Division of Pharmaceutics, College of Pharmacy, The Ohio State University, Columbus, Ohio 43210, USA.
Mol Pharm. 2012 Feb 6;9(2):201-10. doi: 10.1021/mp200426h. Epub 2011 Dec 29.
Nonionic surfactant vesicles, or SPANosomes (SPs), comprised of cationic lipid and sorbitan monooleate (Span 80) were synthesized and evaluated as small interfering RNA (siRNA) vectors. The SPs had a mean diameter of less than 100 nm and exhibited excellent colloidal stability. The SP/siRNA complexes possessed a slightly positive zeta potential of 12 mV and demonstrated a high siRNA incorporation efficiency of greater than 80%. Cryogenic transmission electron microscopy (cryo-TEM) imaging of the SP/siRNA indicated a predominantly core-shell structure. The SP/siRNA complexes were shown to efficiently and specifically silence expression of both green fluorescent protein (GFP) (66% knockdown) and aromatase (77% knockdown) genes in breast cancer cell lines. In addition, the cellular trafficking pathway of the SP/siRNA was investigated by confocal microscopy using molecular beacons as probes for cytosolic delivery. The results showed efficient endosomal escape and cytosolic delivery of the siRNA cargo following internalization of the SP/siRNA complexes. In conclusion, Span 80 is a potent helper lipid, and the SPs are promising vehicles for siRNA delivery.

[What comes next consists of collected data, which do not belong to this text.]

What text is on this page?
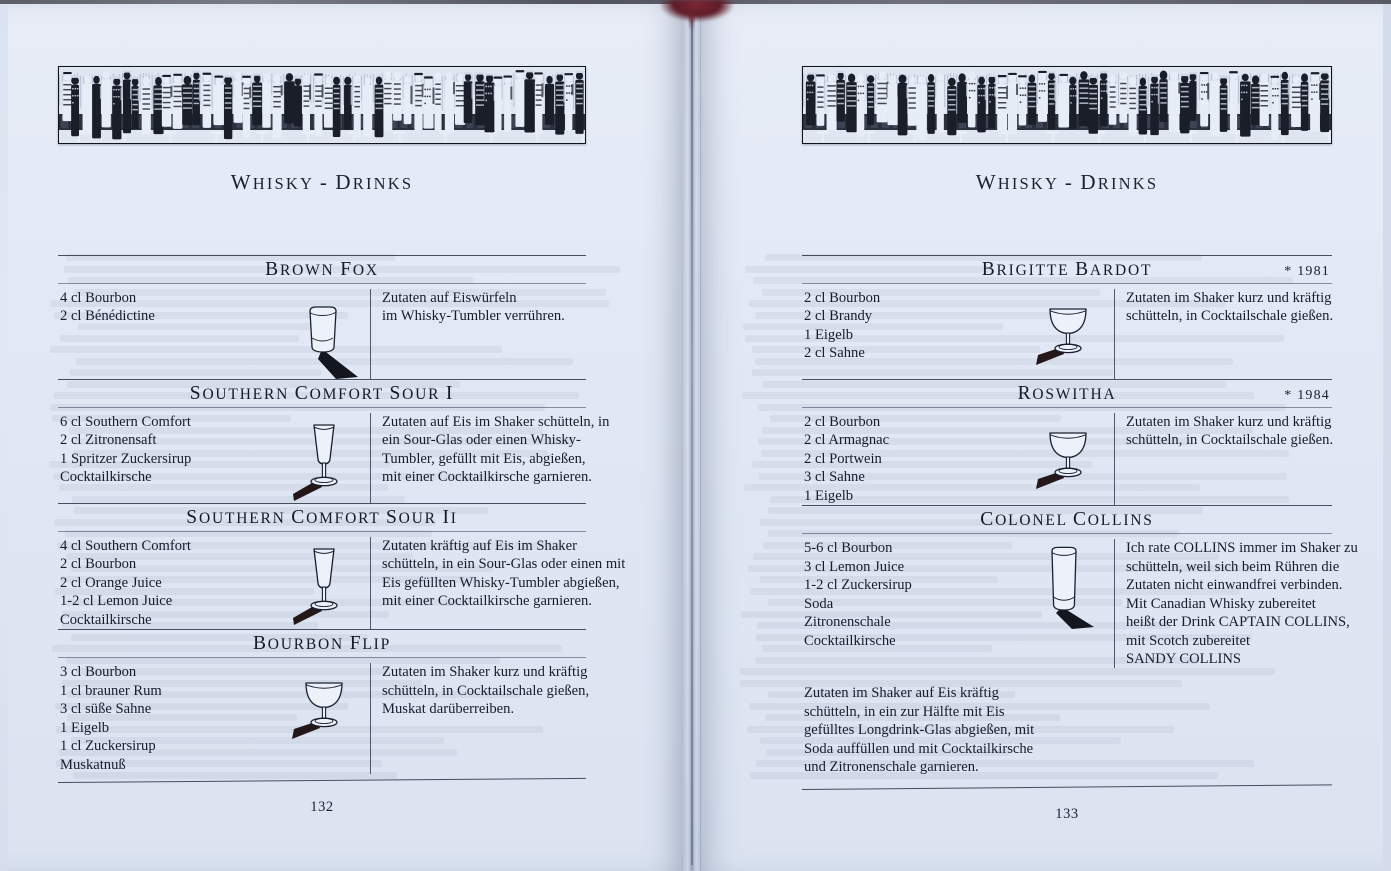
WHISKY - DRINKS
BROWN FOX
4 cl Bourbon
2 cl Bénédictine
Zutaten auf Eiswürfeln
im Whisky-Tumbler verrühren.
SOUTHERN COMFORT SOUR I
6 cl Southern Comfort
2 cl Zitronensaft
1 Spritzer Zuckersirup
Cocktailkirsche
Zutaten auf Eis im Shaker schütteln, in
ein Sour-Glas oder einen Whisky-
Tumbler, gefüllt mit Eis, abgießen,
mit einer Cocktailkirsche garnieren.
SOUTHERN COMFORT SOUR II
4 cl Southern Comfort
2 cl Bourbon
2 cl Orange Juice
1-2 cl Lemon Juice
Cocktailkirsche
Zutaten kräftig auf Eis im Shaker
schütteln, in ein Sour-Glas oder einen mit
Eis gefüllten Whisky-Tumbler abgießen,
mit einer Cocktailkirsche garnieren.
BOURBON FLIP
3 cl Bourbon
1 cl brauner Rum
3 cl süße Sahne
1 Eigelb
1 cl Zuckersirup
Muskatnuß
Zutaten im Shaker kurz und kräftig
schütteln, in Cocktailschale gießen,
Muskat darüberreiben.
132
WHISKY - DRINKS
BRIGITTE BARDOT	* 1981
2 cl Bourbon
2 cl Brandy
1 Eigelb
2 cl Sahne
Zutaten im Shaker kurz und kräftig
schütteln, in Cocktailschale gießen.
ROSWITHA	* 1984
2 cl Bourbon
2 cl Armagnac
2 cl Portwein
3 cl Sahne
1 Eigelb
Zutaten im Shaker kurz und kräftig
schütteln, in Cocktailschale gießen.
COLONEL COLLINS
5-6 cl Bourbon
3 cl Lemon Juice
1-2 cl Zuckersirup
Soda
Zitronenschale
Cocktailkirsche
Ich rate COLLINS immer im Shaker zu
schütteln, weil sich beim Rühren die
Zutaten nicht einwandfrei verbinden.
Mit Canadian Whisky zubereitet
heißt der Drink CAPTAIN COLLINS,
mit Scotch zubereitet
SANDY COLLINS
Zutaten im Shaker auf Eis kräftig
schütteln, in ein zur Hälfte mit Eis
gefülltes Longdrink-Glas abgießen, mit
Soda auffüllen und mit Cocktailkirsche
und Zitronenschale garnieren.
133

非离子型表面活性剂囊泡,或 SPANosomes(SPs),由阳离子脂质和山梨醇单油酸酯(Span 80)组成,被合成并评估为小干扰 RNA(siRNA)载体。SPs 的平均直径小于 100nm,并表现出极好的胶体稳定性。SP/siRNA 复合物具有略微正的 zeta 电位 12mV,并表现出大于 80%的高 siRNA 掺入效率。SP/siRNA 的低温透射电子显微镜(cryo-TEM)成像表明主要为核壳结构。SP/siRNA 复合物被证明能够有效地和特异性地沉默乳腺癌细胞系中绿色荧光蛋白(GFP)(66%的敲低)和芳香酶(77%的敲低)基因的表达。此外,通过使用分子信标作为胞质递送探针的共聚焦显微镜研究了 SP/siRNA 的细胞内运输途径。结果表明,SP/siRNA 复合物内化后,有效的内涵体逃逸和 siRNA 货物的胞质递送。总之,Span 80 是一种有效的辅助脂质,SPs 是 siRNA 递送的有前途的载体。